# bonify
###### tags: `interview`
"Our users often present a small number of data points, from which we should extract some meaning. Often the most valuable patterns we are concerned with are repeated payments or credits. Below are 12 months of fictional transactional data. We want to better understand what are repeated payments and any patterns in those transactions.
Your task is to write python code to extract any patterns that you think are important with particular relevance to prediction. We are looking for creativity in understanding user data and elegance of your solution.
Keep in mind that at bonify we want to be useful to our users, so think about what features might be useful for the user to understand their data better.
Please answer all questions; either answer A (a) or A (b) should be answered with Python code. Don’t spend more than 4 hours on this task please.

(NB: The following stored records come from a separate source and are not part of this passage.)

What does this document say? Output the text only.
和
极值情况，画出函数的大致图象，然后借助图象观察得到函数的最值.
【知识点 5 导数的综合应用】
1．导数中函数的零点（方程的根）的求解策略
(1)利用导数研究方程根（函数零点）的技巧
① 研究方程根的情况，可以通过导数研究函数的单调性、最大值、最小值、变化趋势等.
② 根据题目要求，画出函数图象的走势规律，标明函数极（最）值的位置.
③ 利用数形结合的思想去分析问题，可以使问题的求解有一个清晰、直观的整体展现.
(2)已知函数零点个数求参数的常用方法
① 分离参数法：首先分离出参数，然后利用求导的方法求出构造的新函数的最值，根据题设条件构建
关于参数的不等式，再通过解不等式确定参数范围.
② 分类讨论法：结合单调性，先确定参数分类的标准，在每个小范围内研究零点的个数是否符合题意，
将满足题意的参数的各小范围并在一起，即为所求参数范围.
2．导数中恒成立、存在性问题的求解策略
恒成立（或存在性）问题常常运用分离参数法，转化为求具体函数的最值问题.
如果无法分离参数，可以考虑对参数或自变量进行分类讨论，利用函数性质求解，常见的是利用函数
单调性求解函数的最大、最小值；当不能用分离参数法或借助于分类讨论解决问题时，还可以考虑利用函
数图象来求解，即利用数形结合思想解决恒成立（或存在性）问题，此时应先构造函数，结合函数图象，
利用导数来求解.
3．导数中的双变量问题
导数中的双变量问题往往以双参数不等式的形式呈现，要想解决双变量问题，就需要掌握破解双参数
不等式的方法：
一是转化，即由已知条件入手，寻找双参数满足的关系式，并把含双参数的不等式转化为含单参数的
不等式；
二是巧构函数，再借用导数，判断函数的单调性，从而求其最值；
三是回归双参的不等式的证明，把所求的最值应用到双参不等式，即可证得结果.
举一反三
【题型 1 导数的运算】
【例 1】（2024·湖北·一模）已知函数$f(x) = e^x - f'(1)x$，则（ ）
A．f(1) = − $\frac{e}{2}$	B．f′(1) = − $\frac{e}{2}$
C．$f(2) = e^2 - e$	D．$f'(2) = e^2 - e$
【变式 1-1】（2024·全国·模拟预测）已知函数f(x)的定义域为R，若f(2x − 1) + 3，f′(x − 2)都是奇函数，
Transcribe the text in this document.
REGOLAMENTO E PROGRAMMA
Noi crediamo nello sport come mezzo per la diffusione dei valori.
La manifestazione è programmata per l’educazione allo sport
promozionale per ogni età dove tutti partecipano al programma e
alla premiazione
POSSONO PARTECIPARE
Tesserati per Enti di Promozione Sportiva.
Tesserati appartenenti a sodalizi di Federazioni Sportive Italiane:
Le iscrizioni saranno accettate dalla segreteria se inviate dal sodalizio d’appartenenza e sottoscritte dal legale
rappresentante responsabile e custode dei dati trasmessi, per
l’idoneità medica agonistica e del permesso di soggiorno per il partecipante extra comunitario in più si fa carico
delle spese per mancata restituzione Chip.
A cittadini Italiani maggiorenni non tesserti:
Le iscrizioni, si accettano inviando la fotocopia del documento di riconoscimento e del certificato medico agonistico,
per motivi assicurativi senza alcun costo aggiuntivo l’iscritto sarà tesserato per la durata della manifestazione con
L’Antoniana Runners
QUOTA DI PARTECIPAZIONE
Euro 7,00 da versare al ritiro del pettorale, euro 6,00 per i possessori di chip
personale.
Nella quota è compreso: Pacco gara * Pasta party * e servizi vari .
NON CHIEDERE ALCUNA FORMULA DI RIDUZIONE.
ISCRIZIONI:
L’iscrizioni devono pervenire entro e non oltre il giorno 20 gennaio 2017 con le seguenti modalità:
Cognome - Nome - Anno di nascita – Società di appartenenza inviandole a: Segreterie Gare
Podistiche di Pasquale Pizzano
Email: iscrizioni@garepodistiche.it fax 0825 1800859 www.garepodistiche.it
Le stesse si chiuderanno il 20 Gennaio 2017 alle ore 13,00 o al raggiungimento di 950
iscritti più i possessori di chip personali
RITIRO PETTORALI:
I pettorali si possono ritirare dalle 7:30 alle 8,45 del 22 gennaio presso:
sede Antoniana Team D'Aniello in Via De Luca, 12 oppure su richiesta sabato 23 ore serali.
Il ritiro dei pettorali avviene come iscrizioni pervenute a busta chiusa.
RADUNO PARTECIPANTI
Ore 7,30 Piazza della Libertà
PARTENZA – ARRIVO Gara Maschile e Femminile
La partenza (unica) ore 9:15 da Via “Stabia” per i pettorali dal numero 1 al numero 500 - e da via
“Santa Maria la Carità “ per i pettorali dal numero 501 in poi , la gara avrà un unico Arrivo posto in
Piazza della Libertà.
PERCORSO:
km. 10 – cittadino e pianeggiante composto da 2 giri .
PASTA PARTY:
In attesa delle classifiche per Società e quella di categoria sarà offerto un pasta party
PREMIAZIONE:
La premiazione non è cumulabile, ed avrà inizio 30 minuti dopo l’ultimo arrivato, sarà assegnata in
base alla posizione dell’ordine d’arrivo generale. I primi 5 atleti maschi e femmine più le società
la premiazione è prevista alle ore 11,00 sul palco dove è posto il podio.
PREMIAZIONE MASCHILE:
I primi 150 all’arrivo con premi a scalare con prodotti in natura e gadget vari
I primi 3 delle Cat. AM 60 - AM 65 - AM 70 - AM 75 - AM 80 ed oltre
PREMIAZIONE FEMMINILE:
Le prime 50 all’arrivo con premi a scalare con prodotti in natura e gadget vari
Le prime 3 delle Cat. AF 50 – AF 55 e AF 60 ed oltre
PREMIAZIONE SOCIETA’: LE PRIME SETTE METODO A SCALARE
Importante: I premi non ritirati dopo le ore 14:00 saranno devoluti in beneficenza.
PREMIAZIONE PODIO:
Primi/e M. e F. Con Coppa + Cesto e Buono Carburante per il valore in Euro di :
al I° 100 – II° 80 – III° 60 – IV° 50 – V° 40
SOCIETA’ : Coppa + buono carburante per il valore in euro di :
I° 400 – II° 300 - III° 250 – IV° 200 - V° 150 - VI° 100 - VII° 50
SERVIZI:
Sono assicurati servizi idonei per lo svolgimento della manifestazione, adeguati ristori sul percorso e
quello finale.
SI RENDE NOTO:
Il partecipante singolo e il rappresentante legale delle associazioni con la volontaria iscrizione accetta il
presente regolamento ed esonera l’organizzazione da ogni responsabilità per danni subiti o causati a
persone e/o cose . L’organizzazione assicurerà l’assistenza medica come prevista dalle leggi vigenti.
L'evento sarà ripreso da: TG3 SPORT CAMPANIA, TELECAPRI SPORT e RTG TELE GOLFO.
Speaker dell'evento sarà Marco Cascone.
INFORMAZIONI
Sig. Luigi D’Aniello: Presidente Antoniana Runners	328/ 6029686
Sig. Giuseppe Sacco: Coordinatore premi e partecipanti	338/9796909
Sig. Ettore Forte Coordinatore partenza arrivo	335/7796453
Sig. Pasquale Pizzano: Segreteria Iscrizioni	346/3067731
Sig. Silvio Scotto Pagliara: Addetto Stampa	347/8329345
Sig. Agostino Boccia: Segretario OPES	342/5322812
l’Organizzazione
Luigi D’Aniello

## A. Write code to read in the JSON file, extract the transaction data and perform an analysis on those transactions:
### a. Write a generic algorithm to recognise income and spending patterns of the user. Hint: Use tools and techniques you think are appropriate in best understanding user behaviour. How would you discover repeated payments?
### code
https://drive.google.com/open?id=1e7ei-_NbTdHB11PAk2ax8gJlIQiFibTr
### tools for visualization
https://microsoft.github.io/SandDance/app/
### outcome pattern
1. account and booking type
from the x-account and color-booking type,
besides the unknown account,
all the account and the booking type have really high correlation,
we can almost can identify the booking type with the account.
or other way around.
and since all `unknown account` maps to `booking type ATM`, we can almost sure, as long as there's an unknown account payment,
should map to the ATM withdraw.

2. we can see the monthly pattern, knowing the user is not an impulsive person, with steady income and outcome.

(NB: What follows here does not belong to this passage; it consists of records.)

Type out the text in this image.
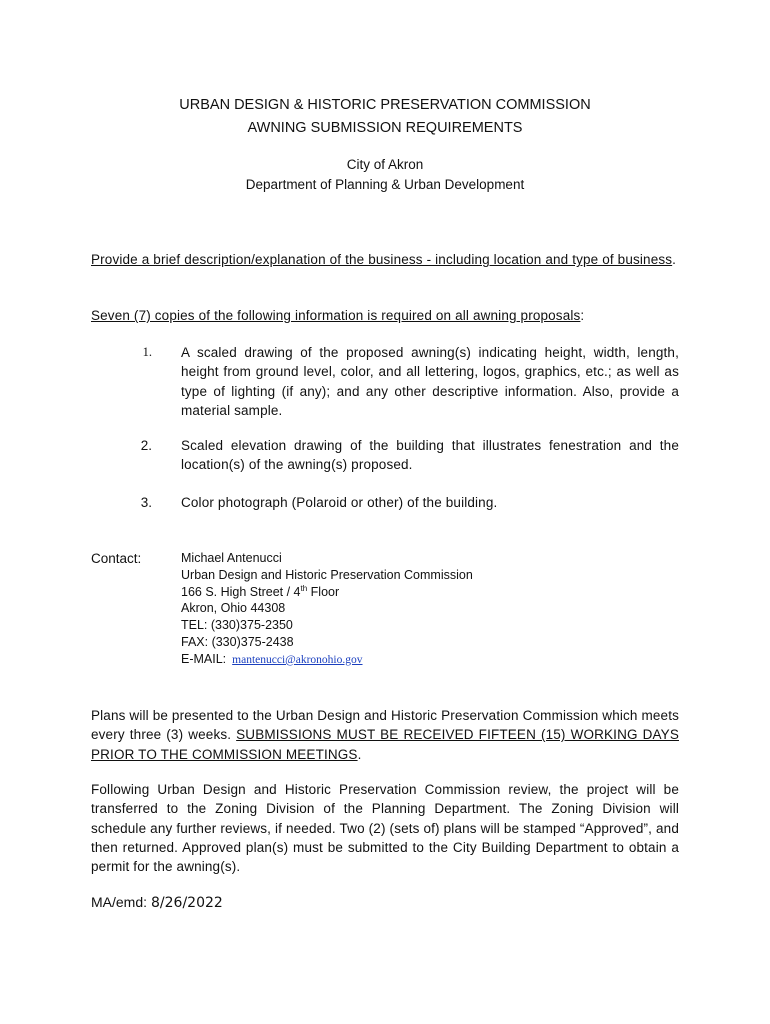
URBAN DESIGN & HISTORIC PRESERVATION COMMISSION
AWNING SUBMISSION REQUIREMENTS
City of Akron
Department of Planning & Urban Development
Provide a brief description/explanation of the business - including location and type of business.
Seven (7) copies of the following information is required on all awning proposals:
1. A scaled drawing of the proposed awning(s) indicating height, width, length, height from ground level, color, and all lettering, logos, graphics, etc.; as well as type of lighting (if any); and any other descriptive information. Also, provide a material sample.
2. Scaled elevation drawing of the building that illustrates fenestration and the location(s) of the awning(s) proposed.
3. Color photograph (Polaroid or other) of the building.
Contact:	Michael Antenucci
Urban Design and Historic Preservation Commission
166 S. High Street / 4th Floor
Akron, Ohio 44308
TEL: (330)375-2350
FAX: (330)375-2438
E-MAIL: mantenucci@akronohio.gov
Plans will be presented to the Urban Design and Historic Preservation Commission which meets every three (3) weeks. SUBMISSIONS MUST BE RECEIVED FIFTEEN (15) WORKING DAYS PRIOR TO THE COMMISSION MEETINGS.
Following Urban Design and Historic Preservation Commission review, the project will be transferred to the Zoning Division of the Planning Department. The Zoning Division will schedule any further reviews, if needed. Two (2) (sets of) plans will be stamped “Approved”, and then returned. Approved plan(s) must be submitted to the City Building Department to obtain a permit for the awning(s).
MA/emd: 8/26/2022
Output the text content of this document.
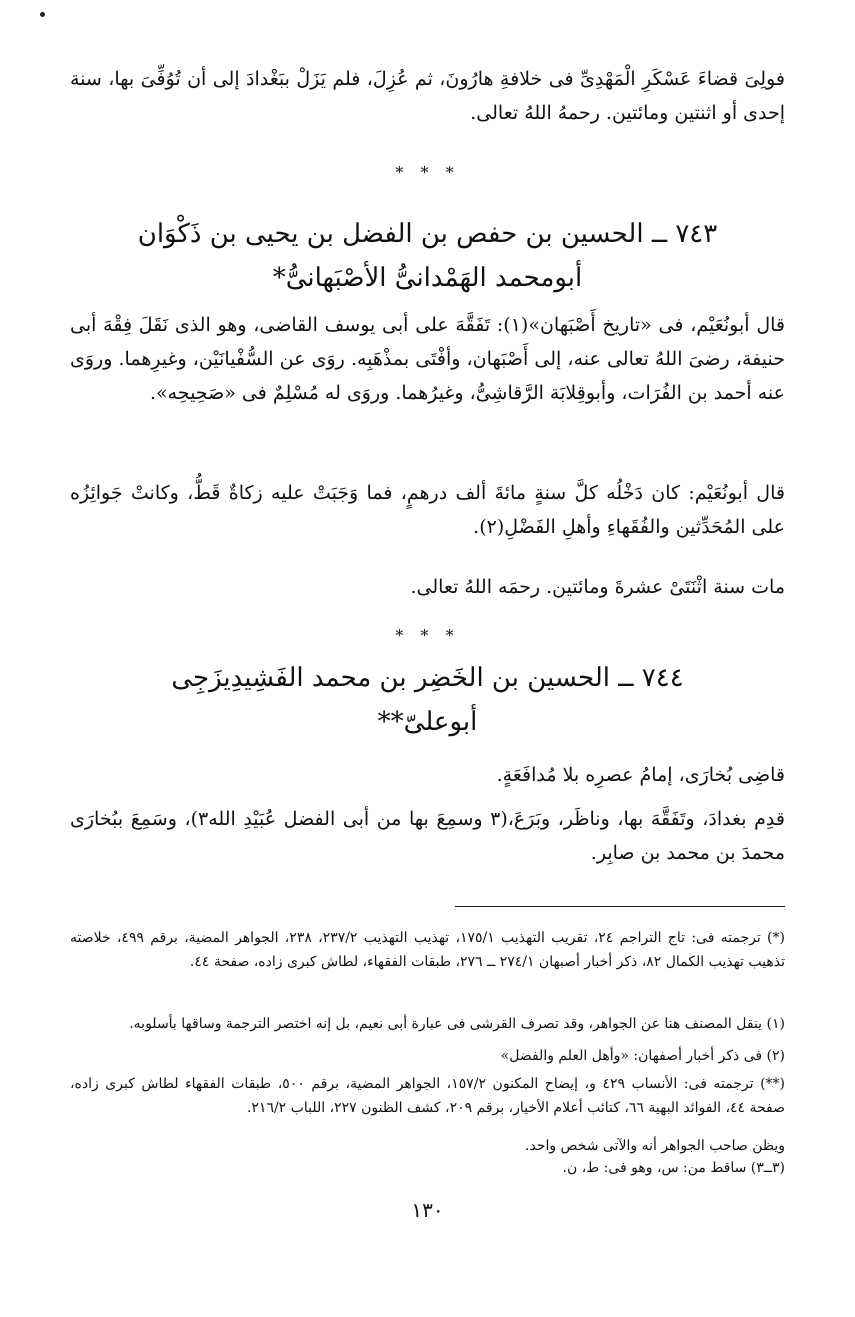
فولِىَ قضاءَ عَسْكَرِ الْمَهْدِىِّ فى خلافةِ هارُونَ، ثم عُزِلَ، فلم يَزَلْ ببَغْدادَ إلى أن تُوُفِّىَ بها، سنة إحدى أو اثنتين ومائتين. رحمهُ اللهُ تعالى.

* * *
٧٤٣ ــ الحسين بن حفص بن الفضل بن يحيى بن ذَكْوَان
أبومحمد الهَمْدانىُّ الأصْبَهانىُّ*

قال أبونُعَيْم، فى «تاريخ أَصْبَهان»(١): تَفَقَّهَ على أبى يوسف القاضى، وهو الذى نَقَلَ فِقْهَ أبى حنيفة، رضىَ اللهُ تعالى عنه، إلى أَصْبَهان، وأفْتَى بمذْهَبِه. روَى عن السُّفْيانَيْن، وغيرِهما. وروَى عنه أحمد بن الفُرَات، وأبوقِلابَة الرَّقاشِىُّ، وغيرُهما. وروَى له مُسْلِمٌ فى «صَحِيحِه».

قال أبونُعَيْم: كان دَخْلُه كلَّ سنةٍ مائةَ ألف درهمٍ، فما وَجَبَتْ عليه زكاةٌ قَطُّ، وكانتْ جَوائِزُه على المُحَدِّثين والفُقَهاءِ وأهلِ الفَضْلِ(٢).

مات سنة اثْنَتَىْ عشرةَ ومائتين. رحمَه اللهُ تعالى.

* * *
٧٤٤ ــ الحسين بن الخَضِر بن محمد الفَشِيدِيزَجِى
أبوعلىّ**

قاضِى بُخارَى، إمامُ عصرِه بلا مُدافَعَةٍ.

قدِم بغدادَ، وتَفَقَّهَ بها، وناظَر، وبَرَعَ،(٣ وسمِعَ بها من أبى الفضل عُبَيْدِ الله٣)، وسَمِعَ ببُخارَى محمدَ بن محمد بن صابِر.

(*) ترجمته فى: تاج التراجم ٢٤، تقريب التهذيب ١٧٥/١، تهذيب التهذيب ٢٣٧/٢، ٢٣٨، الجواهر المضية، برقم ٤٩٩، خلاصته تذهيب تهذيب الكمال ٨٢، ذكر أخبار أصبهان ٢٧٤/١ ــ ٢٧٦، طبقات الفقهاء، لطاش كبرى زاده، صفحة ٤٤.

(١) ينقل المصنف هنا عن الجواهر، وقد تصرف القرشى فى عبارة أبى نعيم، بل إنه اختصر الترجمة وساقها بأسلوبه.

(٢) فى ذكر أخبار أصفهان: «وأهل العلم والفضل»

(**) ترجمته فى: الأنساب ٤٢٩ و، إيضاح المكنون ١٥٧/٢، الجواهر المضية، برقم ٥٠٠، طبقات الفقهاء لطاش كبرى زاده، صفحة ٤٤، الفوائد البهية ٦٦، كتائب أعلام الأخيار، برقم ٢٠٩، كشف الظنون ٢٢٧، اللباب ٢١٦/٢.

ويظن صاحب الجواهر أنه والآتى شخص واحد.

(٣ــ٣) ساقط من: س، وهو فى: ط، ن.

١٣٠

3. If we check the records, most transaction happen in the end of month. If there's a transaction happen in 1st-20th of the month, we almost could tell it belongs to ATM withdraw. Also means, if there's any payment comes between 1st-20th, that could be a fraud alarm.

4. how did I do feature engineering
check `1.feature engineering.ipynb`
6. how to discover repeat transaction
check `2.repeat payment.ipynb`
### b. How would you predict the next six months of transactions. Create a prediction method or function that can predict transactions based on any rules you discovered earlier. Be prepared to explain your reason.
check `3.model.ipynb`
#### remove outlier
1. repeat payment
2. high income
#### models
model A: input(date, type ), predict ammount
model B: input(date, amount), predict type
#### use case
When we received a transaction, we send to the model A and B, to see if it fits the historical trend, (ie.behavior pattern) of this user. Check with the repeat transaction service, to see if it's repeat payment.
note: the model hasn't been done with in 4 hours, but I can send over the model later when finished.
## B. If more users were provided, explain how you would use more user data from other users to give more insight into individual data patterns.
gather all other users booking type, to know the this user is belongs to
- family or single
- with or without pet
- with or without car
- rent a house or pay the loan
- use cash or not
from comparing the transaction date, to know this user is belongs to
- impulsive or rational transaction
- spend money on weekday or weekend
## C. What pitfalls do you see in your analysis? Or the techniques used?"
When a new user comes, there's no historical data, the model lacks of history data. For a better prediction, will need to build a model to predict which user pattern for this new user.